Scotty and his friends Pete and Jason are among the last seven kids at their high school waiting to get picked up that day, and they soon realize that no one is coming for them. Still, it doesn't seem so bad to spend the night at school, especially when distractingly hot Krista and Julie are sleeping just down the hall. But then the power goes out, then the heat. The pipes freeze, and the roof shudders. As the days add up, the snow piles higher, and the empty halls grow colder and darker, the mounting pressure forces a devastating decision....
Review:
I saw this book and thought "oooh, surviving a massive snowstorm locked up inside your high school with 6 other kids, this should be awesome!"...famous last words. Normally I love survival stories, but this one just didn't measure up for a lot of reasons.
First off, and this could be biased because I'm Canadian and well, we have our fair share of snowstorms (but not any more than some places in the northern USA), but the whole reason why these kids find themselves trapped in the school in the first place just reeks of stupidity, like unrealistic stupidity. The school closes early due to the storm (which is normal in insane winter weather), and the buses take all the kids home. Scotty, the main character, and his friends Pete and Jason, decide to stay late at school to work on a go-kart and have a parent pick them up later....hello?! you know it's snowing and it's intensifying and yet the school closing early isn't enough of a sign that you should get your assess home? Plus, with weather reports as they are, where I live most parents and teachers warn their kids the day before or the day of an anticipated major storm to get their buts home safely. Also, the kids have cell phones and they don't think to text or call their parents a little before the massive pile-up of snow? I don't know, maybe again this is because I'm Canadian and we're over cautious about any major snow storms, but the behaviour of these kids is just plain stupid, as in "you deserve to freeze to death stupid". And it's not like they're from a place that never sees any snow either, so I can't even contribute it to that.

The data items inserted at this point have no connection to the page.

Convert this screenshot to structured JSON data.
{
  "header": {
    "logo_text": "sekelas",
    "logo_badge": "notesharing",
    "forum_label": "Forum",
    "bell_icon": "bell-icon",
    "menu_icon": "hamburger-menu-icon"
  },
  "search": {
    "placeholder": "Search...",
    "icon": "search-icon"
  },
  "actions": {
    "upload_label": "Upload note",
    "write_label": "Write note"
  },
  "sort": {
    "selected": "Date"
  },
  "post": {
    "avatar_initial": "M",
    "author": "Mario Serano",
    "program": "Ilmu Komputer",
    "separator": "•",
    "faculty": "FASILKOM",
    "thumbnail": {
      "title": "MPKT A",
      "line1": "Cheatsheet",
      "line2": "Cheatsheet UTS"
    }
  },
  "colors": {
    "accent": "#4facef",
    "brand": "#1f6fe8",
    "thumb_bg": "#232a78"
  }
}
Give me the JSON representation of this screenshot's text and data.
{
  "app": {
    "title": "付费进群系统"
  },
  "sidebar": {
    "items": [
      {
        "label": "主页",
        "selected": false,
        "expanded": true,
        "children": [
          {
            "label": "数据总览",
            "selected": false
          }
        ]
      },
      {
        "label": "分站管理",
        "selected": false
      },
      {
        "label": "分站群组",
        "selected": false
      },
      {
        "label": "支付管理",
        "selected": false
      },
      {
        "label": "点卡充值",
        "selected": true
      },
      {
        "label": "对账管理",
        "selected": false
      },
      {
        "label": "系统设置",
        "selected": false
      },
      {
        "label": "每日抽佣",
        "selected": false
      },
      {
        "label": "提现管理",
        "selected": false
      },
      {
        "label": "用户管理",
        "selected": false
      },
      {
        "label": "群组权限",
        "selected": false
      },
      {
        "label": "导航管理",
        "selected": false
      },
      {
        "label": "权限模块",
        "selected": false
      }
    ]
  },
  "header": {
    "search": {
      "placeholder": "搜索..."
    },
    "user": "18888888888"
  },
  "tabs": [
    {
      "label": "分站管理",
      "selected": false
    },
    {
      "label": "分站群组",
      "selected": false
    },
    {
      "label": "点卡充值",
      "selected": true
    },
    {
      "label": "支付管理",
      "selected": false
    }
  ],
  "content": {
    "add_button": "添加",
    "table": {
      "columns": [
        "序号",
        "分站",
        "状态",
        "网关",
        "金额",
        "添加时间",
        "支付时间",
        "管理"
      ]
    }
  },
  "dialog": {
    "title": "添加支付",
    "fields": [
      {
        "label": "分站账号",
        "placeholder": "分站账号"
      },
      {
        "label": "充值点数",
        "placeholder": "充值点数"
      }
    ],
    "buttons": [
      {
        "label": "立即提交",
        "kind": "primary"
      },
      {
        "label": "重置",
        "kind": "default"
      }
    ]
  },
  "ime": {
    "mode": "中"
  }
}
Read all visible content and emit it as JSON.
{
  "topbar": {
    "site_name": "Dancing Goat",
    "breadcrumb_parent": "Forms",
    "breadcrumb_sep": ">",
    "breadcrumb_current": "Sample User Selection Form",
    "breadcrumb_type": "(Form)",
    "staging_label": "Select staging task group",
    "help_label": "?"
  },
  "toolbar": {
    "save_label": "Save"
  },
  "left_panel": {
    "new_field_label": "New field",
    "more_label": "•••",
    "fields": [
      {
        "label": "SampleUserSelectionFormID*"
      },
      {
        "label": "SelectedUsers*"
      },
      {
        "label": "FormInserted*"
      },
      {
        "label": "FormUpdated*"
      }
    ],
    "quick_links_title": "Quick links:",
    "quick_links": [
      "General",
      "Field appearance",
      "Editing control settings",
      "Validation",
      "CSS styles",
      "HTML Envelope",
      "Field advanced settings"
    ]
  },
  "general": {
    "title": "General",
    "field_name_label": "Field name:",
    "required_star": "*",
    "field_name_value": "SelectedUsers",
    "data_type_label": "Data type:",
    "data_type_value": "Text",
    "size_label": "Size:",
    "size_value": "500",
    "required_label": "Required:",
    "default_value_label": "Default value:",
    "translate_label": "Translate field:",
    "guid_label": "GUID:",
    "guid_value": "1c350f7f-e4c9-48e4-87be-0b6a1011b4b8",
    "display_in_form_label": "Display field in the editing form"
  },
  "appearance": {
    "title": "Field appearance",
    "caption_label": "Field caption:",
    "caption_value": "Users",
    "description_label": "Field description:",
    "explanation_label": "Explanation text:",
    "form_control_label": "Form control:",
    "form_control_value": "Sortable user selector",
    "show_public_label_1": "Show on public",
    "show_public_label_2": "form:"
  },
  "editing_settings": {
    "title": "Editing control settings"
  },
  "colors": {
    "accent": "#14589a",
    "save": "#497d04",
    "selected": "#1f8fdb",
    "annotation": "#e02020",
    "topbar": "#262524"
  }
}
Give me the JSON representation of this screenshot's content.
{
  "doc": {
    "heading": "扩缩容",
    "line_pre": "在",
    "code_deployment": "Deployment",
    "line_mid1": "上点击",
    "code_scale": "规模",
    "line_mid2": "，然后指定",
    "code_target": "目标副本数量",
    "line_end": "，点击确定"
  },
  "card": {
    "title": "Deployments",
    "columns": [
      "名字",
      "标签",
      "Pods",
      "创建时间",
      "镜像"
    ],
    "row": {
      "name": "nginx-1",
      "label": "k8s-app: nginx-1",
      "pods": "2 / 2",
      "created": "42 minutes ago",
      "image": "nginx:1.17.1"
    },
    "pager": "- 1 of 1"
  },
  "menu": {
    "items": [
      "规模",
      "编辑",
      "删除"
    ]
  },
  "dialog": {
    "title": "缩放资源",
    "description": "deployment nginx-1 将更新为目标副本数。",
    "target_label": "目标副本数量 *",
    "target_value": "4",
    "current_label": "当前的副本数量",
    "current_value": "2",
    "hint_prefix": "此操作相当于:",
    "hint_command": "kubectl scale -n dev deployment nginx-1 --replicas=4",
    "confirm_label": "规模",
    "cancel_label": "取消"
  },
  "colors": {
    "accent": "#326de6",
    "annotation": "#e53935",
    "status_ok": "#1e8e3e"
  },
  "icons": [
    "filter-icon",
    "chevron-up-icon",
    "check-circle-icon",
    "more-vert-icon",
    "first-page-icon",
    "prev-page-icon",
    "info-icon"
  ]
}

The writing style was grating and annoying. The novel is narrated by Scotty in the first person, but his narration is written like dialogue strung together, it sounds like listening to a bunch of low-achieving 15-year-olds in the cafeteria. I know this "written like teens talk" style is great for certain types of readers, like a lot of boys that are reluctant readers, but I personally prefer my books not to treat me like I'm illiterate and can't handle a more sophisticated style of writing (heck even a lot of teen readers prefer a more sophisticated style than this had). Also, the characters aren't developed at all, it's pretty much Scotty's understandings of the other characters that we see, since the characters don't really have deep conversations, which you think they would with nothing better to do.
Recommendation:
Good premise, but poorly executed and disappointing.
Thoughts on the cover:
Meh. Not horrible, but granted there's not much of a cover you could make differently for this type of book.